Алексей Михайлович (Андреев) - страница 117

Благотворительность и милосердие обходились дорого. Ртищев нередко оказывался в затруднительном материальном положении. Однако это его не останавливало. Не хватало денег — на продажу несли из дома утварь и мягкую рухлядь. В свое время борьба москвичей за возвращение пригородных земель-выгонов, захваченных светскими и духовными феодалами, стала одной из причин выступлений 1648 года. Ртищев, прослышав о том, что жителям Арзамаса негде пасти скотину, сам отдал им свои близлежащие земли. В другой раз, продавая село Илинское, Федор Михайлович снизил цену с условием, что новый владелец не будет отягчать крестьян чрезмерными работами и податями.

Лишенный алчности и чувства зависти, Федор Михайлович казался белой вороной при дворе. И, несомненно, он был бы сильно стеснен и даже «заклеван» властолюбивыми соперниками, если бы не близость к Алексею Михайловичу. Эта духовная связь возникла еще в ранние годы и отчасти прослеживается в восхождении Федора Михайловича по придворным должностям. Мы почти всегда видим его около государя. В 1646 году он унаследовал отцовскую должность стряпчего с ключом. Четыре года спустя вновь сменил отца, на этот раз на ответственной должности постельничего. Видно, что Алексей Михайлович чувствовал постоянную потребность в этом человеке и старался держать его вблизи и почасту общаться с ним.

Неудивительно, что такие личности, как Вонифатьев и Ртищев, сделали Алексея Михайловича своим горячим сторонником. Царь готов был вести жизнь, скроенную по меркам и лекалам ревнителей. В этом смысле его первая свадьба, во время которой девятнадцатилетний, полный жизни юноша находил отдохновение в духовных песнопениях, символична. Не веселье и грубое «бесовское» скоморошество, не обильное возлияние за заздравными тостами, а торжество благочестия и благочиния! В контексте последующих событий царская свадьба — своеобразная декларация о намерениях. При всем почитании Ивана IV, которому второй Романов во многом пытался подражать, молодой Алексей Михайлович не желал совершать сомнительные поступки и уж тем более плясать с придворными скоморохами в «машкарах» под загульные молодецкие песни.

Голос ревнителей слышен и в мартовском указе 1647 года, запрещавшем православным работать в воскресные и праздничные дни, предназначенные для молитвы и пребывания в церкви, а также в указах, преследующих скоморохов[147].
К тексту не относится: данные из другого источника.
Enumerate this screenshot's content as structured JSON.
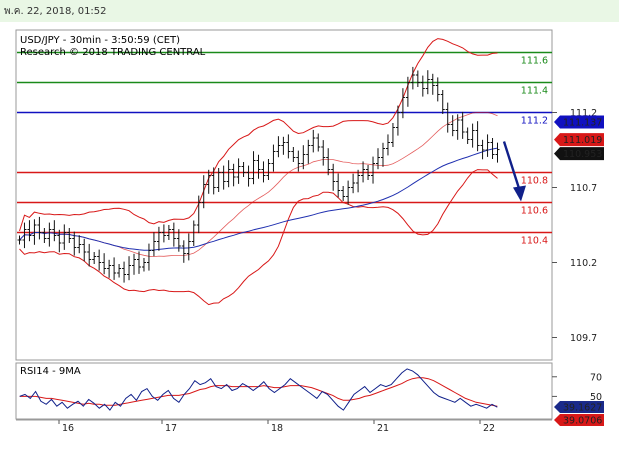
{
  "header": {
    "date_text": "พ.ค. 22, 2018, 01:52"
  },
  "chart_data": {
    "type": "candlestick",
    "title": "USD/JPY - 30min - 3:50:59 (CET)",
    "subtitle": "Research © 2018 TRADING CENTRAL",
    "x_tick_labels": [
      "16",
      "17",
      "18",
      "21",
      "22"
    ],
    "y_axis_ticks": [
      "111.2",
      "110.7",
      "110.2",
      "109.7"
    ],
    "ylim": [
      109.55,
      111.75
    ],
    "levels": [
      {
        "label": "111.6",
        "value": 111.6,
        "color": "#1a8a1a"
      },
      {
        "label": "111.4",
        "value": 111.4,
        "color": "#1a8a1a"
      },
      {
        "label": "111.2",
        "value": 111.2,
        "color": "#1010c0"
      },
      {
        "label": "110.8",
        "value": 110.8,
        "color": "#d81818"
      },
      {
        "label": "110.6",
        "value": 110.6,
        "color": "#d81818"
      },
      {
        "label": "110.4",
        "value": 110.4,
        "color": "#d81818"
      }
    ],
    "price_tags": [
      {
        "text": "111.137",
        "value": 111.137,
        "color": "#1010c0"
      },
      {
        "text": "111.019",
        "value": 111.019,
        "color": "#d81818"
      },
      {
        "text": "110.953",
        "value": 110.953,
        "color": "#111111"
      }
    ],
    "close_series": [
      110.35,
      110.42,
      110.38,
      110.45,
      110.4,
      110.36,
      110.42,
      110.38,
      110.33,
      110.4,
      110.36,
      110.3,
      110.32,
      110.27,
      110.22,
      110.24,
      110.2,
      110.16,
      110.18,
      110.13,
      110.16,
      110.12,
      110.18,
      110.22,
      110.17,
      110.2,
      110.28,
      110.34,
      110.4,
      110.38,
      110.42,
      110.36,
      110.31,
      110.26,
      110.34,
      110.45,
      110.6,
      110.72,
      110.78,
      110.7,
      110.8,
      110.74,
      110.82,
      110.77,
      110.84,
      110.8,
      110.76,
      110.88,
      110.82,
      110.78,
      110.86,
      110.94,
      110.98,
      111.0,
      110.94,
      110.9,
      110.86,
      110.92,
      110.98,
      111.03,
      110.97,
      110.9,
      110.82,
      110.74,
      110.68,
      110.64,
      110.7,
      110.73,
      110.78,
      110.82,
      110.78,
      110.86,
      110.9,
      110.96,
      111.0,
      111.1,
      111.2,
      111.3,
      111.4,
      111.45,
      111.4,
      111.36,
      111.42,
      111.38,
      111.32,
      111.22,
      111.12,
      111.08,
      111.15,
      111.07,
      111.02,
      111.08,
      110.98,
      110.95,
      111.0,
      110.92,
      110.953
    ],
    "rsi": {
      "label": "RSI14 - 9MA",
      "ticks": [
        "70",
        "50"
      ],
      "ylim": [
        28,
        82
      ],
      "values": [
        50,
        52,
        48,
        55,
        45,
        42,
        47,
        40,
        44,
        38,
        42,
        45,
        40,
        47,
        43,
        38,
        42,
        36,
        44,
        40,
        48,
        52,
        46,
        55,
        58,
        50,
        46,
        52,
        56,
        48,
        44,
        52,
        58,
        66,
        62,
        64,
        68,
        60,
        58,
        62,
        56,
        58,
        63,
        60,
        56,
        60,
        65,
        58,
        54,
        58,
        62,
        68,
        64,
        60,
        56,
        52,
        48,
        55,
        52,
        46,
        40,
        36,
        44,
        52,
        56,
        60,
        54,
        58,
        62,
        60,
        62,
        68,
        74,
        78,
        76,
        72,
        66,
        60,
        54,
        50,
        48,
        46,
        44,
        48,
        44,
        40,
        42,
        40,
        38,
        42,
        39
      ],
      "ma_values": [
        50,
        50,
        50,
        50,
        49,
        48,
        48,
        47,
        46,
        45,
        44,
        43,
        42,
        43,
        42,
        42,
        41,
        41,
        41,
        42,
        43,
        44,
        45,
        46,
        47,
        48,
        49,
        50,
        51,
        51,
        51,
        52,
        53,
        55,
        57,
        58,
        60,
        61,
        61,
        61,
        60,
        60,
        60,
        60,
        60,
        60,
        61,
        60,
        59,
        59,
        60,
        61,
        61,
        61,
        60,
        59,
        57,
        55,
        53,
        51,
        48,
        46,
        46,
        47,
        48,
        50,
        51,
        53,
        55,
        57,
        59,
        61,
        63,
        66,
        68,
        69,
        69,
        68,
        66,
        63,
        60,
        57,
        54,
        51,
        48,
        46,
        44,
        43,
        42,
        41,
        40
      ],
      "tags": [
        {
          "text": "39.1627",
          "value": 39.1627,
          "color": "#1a2a8a"
        },
        {
          "text": "39.0706",
          "value": 39.0706,
          "color": "#d81818"
        }
      ]
    }
  }
}
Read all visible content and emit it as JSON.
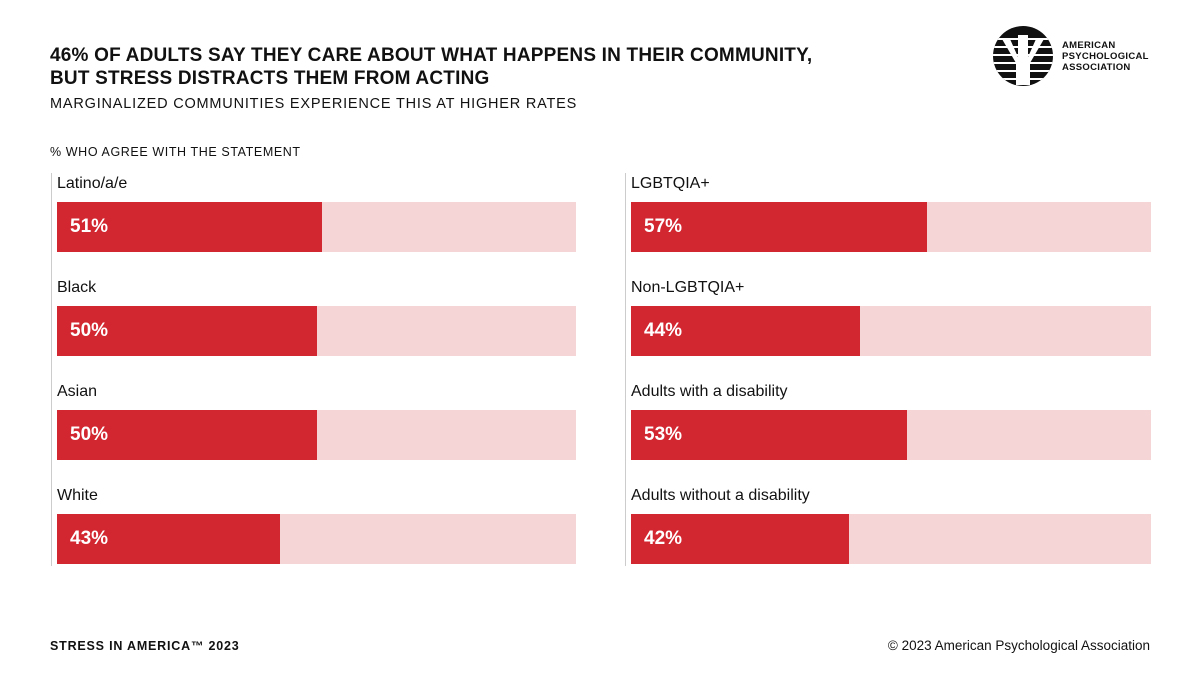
{
  "header": {
    "title_line1": "46% OF ADULTS SAY THEY CARE ABOUT WHAT HAPPENS IN THEIR COMMUNITY,",
    "title_line2": "BUT STRESS DISTRACTS THEM FROM ACTING",
    "subtitle": "MARGINALIZED COMMUNITIES EXPERIENCE THIS AT HIGHER RATES",
    "logo_text": [
      "AMERICAN",
      "PSYCHOLOGICAL",
      "ASSOCIATION"
    ]
  },
  "chart_data": {
    "type": "bar",
    "orientation": "horizontal",
    "ylabel": "% WHO AGREE WITH THE STATEMENT",
    "xlim": [
      0,
      100
    ],
    "colors": {
      "fill": "#d22630",
      "track": "#f5d5d6"
    },
    "panels": [
      {
        "categories": [
          "Latino/a/e",
          "Black",
          "Asian",
          "White"
        ],
        "values": [
          51,
          50,
          50,
          43
        ],
        "labels": [
          "51%",
          "50%",
          "50%",
          "43%"
        ]
      },
      {
        "categories": [
          "LGBTQIA+",
          "Non-LGBTQIA+",
          "Adults with a disability",
          "Adults without a disability"
        ],
        "values": [
          57,
          44,
          53,
          42
        ],
        "labels": [
          "57%",
          "44%",
          "53%",
          "42%"
        ]
      }
    ]
  },
  "footer": {
    "left": "STRESS IN AMERICA™ 2023",
    "right": "© 2023 American Psychological Association"
  }
}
Даже на события 1648 года молодой государь взглянул глазами ревнителей. Для него скопы и бунты в городах — несомненное свидетельство остужения православного чувства в народе. Да и как иначе было реагировать на воеводские отписки с описанием народного своеволия, когда завсегдатаи кабаков похвалялись, что «не диковина» де им само государево дело и сама государева казна! Потому вовсе не случайно, что в самый разгар работы над Уложением царь и дума занялись законотворчеством, казалось бы, очень далеким от злобы дня, — заботой о народном благочестии.